さて、今回のCBSの発表のポイントは、Brightcove, Joost, Veoh Networks, Sling Media, AOL, Microsoft, CNET Networks等の多数の動画サイトと提携してCBSのコンテンツを広告料モデルで提供することをを発表しただけではなく、これらの提携は排他的ではないとしている点です。たとえば、CBSは既にYouTubeと提携してますが、今回の発表後もその関係が変わることはありません。つまり、CBSは媒体に関しては全方位外交でいくということであり、排他的な提携によりコンテンツと媒体をバンドルしようとする従来の一般的やり方とは正反対の方向性と言えます。

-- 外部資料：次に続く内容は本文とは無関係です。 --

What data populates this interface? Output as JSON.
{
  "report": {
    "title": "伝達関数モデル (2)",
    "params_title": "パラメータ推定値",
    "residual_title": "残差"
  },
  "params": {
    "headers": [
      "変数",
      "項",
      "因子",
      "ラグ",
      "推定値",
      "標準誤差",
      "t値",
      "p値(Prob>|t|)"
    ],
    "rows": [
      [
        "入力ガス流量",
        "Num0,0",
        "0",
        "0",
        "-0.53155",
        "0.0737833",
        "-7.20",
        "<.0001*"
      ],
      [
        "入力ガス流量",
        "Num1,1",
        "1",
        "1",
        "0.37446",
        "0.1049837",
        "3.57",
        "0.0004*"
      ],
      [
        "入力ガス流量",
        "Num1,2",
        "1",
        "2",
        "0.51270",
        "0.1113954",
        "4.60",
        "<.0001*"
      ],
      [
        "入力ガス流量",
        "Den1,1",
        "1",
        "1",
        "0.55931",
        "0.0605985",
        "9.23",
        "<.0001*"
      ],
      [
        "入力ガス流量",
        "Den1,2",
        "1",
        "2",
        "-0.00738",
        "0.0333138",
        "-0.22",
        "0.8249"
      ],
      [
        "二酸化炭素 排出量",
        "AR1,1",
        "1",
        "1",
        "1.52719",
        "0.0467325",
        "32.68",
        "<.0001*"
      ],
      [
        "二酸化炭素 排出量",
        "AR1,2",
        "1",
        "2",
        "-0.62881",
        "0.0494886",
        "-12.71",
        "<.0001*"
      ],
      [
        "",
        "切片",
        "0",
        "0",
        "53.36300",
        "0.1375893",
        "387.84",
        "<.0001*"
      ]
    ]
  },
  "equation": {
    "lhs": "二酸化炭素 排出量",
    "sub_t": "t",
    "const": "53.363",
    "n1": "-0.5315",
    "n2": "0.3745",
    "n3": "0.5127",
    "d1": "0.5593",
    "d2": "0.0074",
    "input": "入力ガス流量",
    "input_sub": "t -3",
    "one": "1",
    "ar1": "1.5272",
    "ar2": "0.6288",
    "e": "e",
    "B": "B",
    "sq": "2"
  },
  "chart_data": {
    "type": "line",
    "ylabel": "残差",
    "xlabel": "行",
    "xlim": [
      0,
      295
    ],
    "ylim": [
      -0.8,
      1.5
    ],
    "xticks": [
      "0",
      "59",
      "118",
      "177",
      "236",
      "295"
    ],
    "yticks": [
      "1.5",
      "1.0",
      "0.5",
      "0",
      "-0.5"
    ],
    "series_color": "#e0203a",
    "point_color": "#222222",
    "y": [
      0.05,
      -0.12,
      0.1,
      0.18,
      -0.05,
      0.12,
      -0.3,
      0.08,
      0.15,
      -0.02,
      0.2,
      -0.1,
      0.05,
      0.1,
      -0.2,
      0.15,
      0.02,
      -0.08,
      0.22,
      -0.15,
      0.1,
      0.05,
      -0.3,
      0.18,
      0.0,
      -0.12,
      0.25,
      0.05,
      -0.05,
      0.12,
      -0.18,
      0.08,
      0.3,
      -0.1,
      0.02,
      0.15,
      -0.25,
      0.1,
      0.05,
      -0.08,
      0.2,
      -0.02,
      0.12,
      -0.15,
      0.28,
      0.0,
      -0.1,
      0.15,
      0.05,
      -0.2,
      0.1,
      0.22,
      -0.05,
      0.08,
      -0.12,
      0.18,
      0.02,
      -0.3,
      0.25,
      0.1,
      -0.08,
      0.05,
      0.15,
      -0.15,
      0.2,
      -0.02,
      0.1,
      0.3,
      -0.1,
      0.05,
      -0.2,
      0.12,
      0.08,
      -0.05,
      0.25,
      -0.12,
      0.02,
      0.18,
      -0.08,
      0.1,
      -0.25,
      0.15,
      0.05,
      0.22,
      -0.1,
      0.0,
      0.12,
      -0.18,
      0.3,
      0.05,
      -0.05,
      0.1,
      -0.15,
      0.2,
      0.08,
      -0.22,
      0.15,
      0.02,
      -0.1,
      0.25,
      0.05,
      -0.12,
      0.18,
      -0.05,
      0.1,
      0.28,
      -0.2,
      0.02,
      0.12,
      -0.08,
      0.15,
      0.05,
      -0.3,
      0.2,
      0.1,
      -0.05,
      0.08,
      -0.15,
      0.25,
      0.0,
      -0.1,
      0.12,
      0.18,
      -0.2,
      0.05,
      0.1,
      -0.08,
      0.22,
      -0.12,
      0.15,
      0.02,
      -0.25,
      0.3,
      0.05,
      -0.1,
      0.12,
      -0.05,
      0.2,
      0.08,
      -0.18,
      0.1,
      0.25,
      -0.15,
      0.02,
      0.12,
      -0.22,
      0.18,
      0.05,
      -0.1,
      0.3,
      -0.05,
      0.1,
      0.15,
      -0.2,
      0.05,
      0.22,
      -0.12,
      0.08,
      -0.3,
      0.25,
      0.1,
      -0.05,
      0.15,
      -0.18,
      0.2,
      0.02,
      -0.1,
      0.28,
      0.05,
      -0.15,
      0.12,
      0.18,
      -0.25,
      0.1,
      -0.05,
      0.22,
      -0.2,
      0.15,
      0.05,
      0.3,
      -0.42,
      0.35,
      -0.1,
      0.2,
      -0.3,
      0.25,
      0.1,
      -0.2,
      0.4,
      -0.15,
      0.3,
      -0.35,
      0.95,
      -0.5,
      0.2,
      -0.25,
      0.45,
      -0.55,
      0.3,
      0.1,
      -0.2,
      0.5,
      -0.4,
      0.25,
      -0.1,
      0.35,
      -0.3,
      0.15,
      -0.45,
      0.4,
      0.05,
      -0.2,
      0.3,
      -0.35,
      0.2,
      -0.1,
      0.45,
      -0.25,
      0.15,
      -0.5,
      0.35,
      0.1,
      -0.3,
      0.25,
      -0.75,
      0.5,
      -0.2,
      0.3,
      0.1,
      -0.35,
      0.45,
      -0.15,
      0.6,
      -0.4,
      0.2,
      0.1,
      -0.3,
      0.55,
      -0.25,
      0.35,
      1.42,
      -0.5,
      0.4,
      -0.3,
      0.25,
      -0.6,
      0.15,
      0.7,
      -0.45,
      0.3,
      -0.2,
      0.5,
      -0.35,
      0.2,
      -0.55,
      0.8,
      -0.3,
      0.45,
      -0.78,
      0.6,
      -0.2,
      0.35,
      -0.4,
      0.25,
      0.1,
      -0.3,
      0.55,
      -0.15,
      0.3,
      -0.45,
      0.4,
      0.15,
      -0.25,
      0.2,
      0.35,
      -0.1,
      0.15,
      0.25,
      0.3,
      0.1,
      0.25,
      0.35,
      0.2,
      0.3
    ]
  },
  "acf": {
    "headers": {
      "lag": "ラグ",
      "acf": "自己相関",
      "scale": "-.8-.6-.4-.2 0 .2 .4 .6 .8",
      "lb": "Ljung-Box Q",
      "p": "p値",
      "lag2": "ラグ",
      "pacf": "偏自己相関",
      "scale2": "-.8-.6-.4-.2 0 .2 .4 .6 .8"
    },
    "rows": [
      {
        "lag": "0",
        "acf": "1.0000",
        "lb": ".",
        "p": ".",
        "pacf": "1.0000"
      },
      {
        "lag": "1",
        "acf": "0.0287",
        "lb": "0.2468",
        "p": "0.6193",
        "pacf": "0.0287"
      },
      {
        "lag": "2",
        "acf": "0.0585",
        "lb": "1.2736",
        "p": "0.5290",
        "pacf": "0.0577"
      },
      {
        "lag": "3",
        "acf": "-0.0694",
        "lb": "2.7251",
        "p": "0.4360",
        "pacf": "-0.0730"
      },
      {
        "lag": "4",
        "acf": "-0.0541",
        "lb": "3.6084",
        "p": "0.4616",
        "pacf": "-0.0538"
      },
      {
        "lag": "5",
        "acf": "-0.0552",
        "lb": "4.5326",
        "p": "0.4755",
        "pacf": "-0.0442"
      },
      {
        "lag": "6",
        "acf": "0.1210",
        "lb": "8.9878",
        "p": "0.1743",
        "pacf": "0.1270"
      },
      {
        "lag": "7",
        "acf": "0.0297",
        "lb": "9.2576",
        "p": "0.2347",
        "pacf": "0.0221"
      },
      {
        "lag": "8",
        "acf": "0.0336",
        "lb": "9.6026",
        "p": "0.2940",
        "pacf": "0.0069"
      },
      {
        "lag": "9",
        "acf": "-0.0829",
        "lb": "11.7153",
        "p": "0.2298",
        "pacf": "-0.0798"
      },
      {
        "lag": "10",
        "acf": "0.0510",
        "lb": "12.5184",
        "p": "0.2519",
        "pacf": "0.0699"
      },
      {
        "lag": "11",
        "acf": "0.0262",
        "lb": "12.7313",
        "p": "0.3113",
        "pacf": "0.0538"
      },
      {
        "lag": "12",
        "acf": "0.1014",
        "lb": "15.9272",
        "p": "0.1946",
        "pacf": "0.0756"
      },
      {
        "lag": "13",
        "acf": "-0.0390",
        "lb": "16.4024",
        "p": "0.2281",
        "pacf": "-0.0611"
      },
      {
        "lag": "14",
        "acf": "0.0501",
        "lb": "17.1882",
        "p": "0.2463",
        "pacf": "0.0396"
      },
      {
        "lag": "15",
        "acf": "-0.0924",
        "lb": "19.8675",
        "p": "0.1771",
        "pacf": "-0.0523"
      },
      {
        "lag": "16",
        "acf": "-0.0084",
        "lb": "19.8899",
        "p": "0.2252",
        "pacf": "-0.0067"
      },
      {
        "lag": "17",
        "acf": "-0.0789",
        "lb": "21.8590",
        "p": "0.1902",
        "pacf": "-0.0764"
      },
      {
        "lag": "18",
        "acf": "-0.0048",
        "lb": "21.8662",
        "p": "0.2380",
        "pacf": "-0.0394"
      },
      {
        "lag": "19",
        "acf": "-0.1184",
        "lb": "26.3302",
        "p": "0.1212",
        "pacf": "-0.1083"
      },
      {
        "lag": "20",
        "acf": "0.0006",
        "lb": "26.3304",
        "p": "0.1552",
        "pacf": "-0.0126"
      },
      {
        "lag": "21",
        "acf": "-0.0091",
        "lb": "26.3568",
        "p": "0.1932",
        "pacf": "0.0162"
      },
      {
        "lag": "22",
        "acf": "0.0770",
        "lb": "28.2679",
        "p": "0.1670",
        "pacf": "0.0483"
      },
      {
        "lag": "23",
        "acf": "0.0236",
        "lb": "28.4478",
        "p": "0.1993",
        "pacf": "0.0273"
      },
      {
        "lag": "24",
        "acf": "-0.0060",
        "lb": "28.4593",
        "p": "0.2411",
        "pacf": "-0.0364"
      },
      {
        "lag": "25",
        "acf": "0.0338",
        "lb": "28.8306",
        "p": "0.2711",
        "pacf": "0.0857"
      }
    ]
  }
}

そもそも、エンターテインメント・ビジネスを考えるときにはメディア(媒体)とコンテンツは明確に分ける必要があると思います。従来型テレビ局はメディア(=放送電波)とコンテンツ(=番組制作)が一体になっているわけですが、これは別に一体である必要はありません。せっかく金をかけてコンテンツを作ったのだからできるだけ多くのメディアを通じて消費者に提供することで利益を稼ぐというのは当然の戦略です。

前にも書きましたが、この考え方は、コンピュータのオープン化にもたとえられると思います。ハードウェアが高価でかつベンダー独自であった時にはソフトウェアはハードウェアに従属する存在でした。しかし、ハードウェアがコモディティ化して、オープン化したことで、できるだけ多くのプラットフォームで稼動できるポータブルなソフトウェアのビジネス(マイクロソフト、オラクル、SAP等)の有効性が増したわけです。そして、ハードのオープン化とソフトウェア・ビジネスの独立化によりユーザーは大きな利益を享受でき、その結果、IT市場全体も拡大しました。その一方で、独自ハードとソフトのビジネスは消え去りはしないものの、主流の存在ではなくなりました。

コンテンツについても、コモディティ化(=多様なコンテンツが比較的安価に制作可能になった)とオープン化(=コンテンツをTVでもネットでも携帯でも観られる技術的基盤が整った)により、同様の動きが生じるのは当然と思います。